Ms Vardy also deliberately deleted her WhatsApp chat with Ms Watt in or around October 2019 and Ms Watt deliberately dropped her phone in the sea, this was to conceal relevant evidence that would undermine Mrs Vardy’s case. Ms Vardy further deliberately made a targeted deletion of WhatsApp messages between October 2019 and June 2020. It was appropriate to draw adverse inferences against Ms Vardy pursuant to the rule in Armorie v Delamirie (1721) 93 ER 664, Gulati v MGN [2017] QB 149 and Blackledge v Person(s) Unknown [2021] EWHC 1994 (QB).

The Judge found significant parts of Ms Vardy’s evidence were not credible and it was necessary to treat her evidence with very considerable caution. There were many occasions when her evidence was manifestly inconsistent with the contemporaneous documentary evidence, where she was evasive, and was unwilling to make factual concessions however implausible her case.

The absence of Ms Vardy’s agent, Caroline Watt, was striking, and Ms Vardy chose not to call Ms Watt because she knew that when tested in cross-examination her evidence would be shown to be untrue, and it would have been highly likely to have undermined the claimant’s case that she had no involvement in disclosing information from the Private Instagram Account.

On the other hand, Ms Rooney was an honest and reliable witness, as were the other witnesses for the Defendant: Ms Monk, Ms Robertson, Mr McLoughlin, Ms Claire Rooney, Mr Stretford and Mr Rooney. Ms Adaarewa, an independent witness, was an honest witness but as her recollection was unclear no weight was given to her evidence.

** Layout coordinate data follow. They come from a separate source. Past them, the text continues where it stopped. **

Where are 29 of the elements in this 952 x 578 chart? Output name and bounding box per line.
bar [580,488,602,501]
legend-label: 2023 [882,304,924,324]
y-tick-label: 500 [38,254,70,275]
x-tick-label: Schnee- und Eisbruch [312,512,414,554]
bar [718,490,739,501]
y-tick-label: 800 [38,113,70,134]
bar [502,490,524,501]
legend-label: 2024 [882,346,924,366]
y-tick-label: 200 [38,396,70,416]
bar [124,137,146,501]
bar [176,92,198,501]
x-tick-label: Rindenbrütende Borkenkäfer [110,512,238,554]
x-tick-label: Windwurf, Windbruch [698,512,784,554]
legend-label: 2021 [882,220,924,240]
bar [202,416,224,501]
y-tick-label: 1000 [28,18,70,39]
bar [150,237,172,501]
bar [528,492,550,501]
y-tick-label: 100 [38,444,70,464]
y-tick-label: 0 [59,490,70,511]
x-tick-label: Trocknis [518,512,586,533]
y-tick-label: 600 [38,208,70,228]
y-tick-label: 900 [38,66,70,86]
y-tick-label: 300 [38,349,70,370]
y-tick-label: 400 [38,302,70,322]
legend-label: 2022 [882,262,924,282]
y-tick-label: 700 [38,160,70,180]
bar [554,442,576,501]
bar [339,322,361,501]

The Judge also noted that it was probable that in serving witness summaries on behalf of journalists that purported to, but did not, reflect the evidence they indicated they would give – to the effect neither Ms Vardy nor Ms Watt were the source of the named articles – Ms Vardy was seeking to press Ms Rooney into a case that would have appeared to be fatally weakened, and so avoid trial.

2. The major focus of the trial was the truth defence, on which the Ms Rooney succeeded, and so it was only necessary to deal with this defence shortly.

The Reveal Post was on a matter of public interest, namely the undesirable practice of information about celebrities’ private lives being disclosed to the press by trusted individuals. Ms Rooney believed it was in the public interest but, in circumstances where the allegation had not been put to Ms Vardy prior to publication, it was not reasonable; this alternative defence therefore failed.


The conclusion to the most high profile libel case of the year. It is notable in particular for its application of the principle in Armory v Delamirie and Blackledge v Persons Unknown in drawing adverse inferences following a finding of destruction of evidence by the Claimant.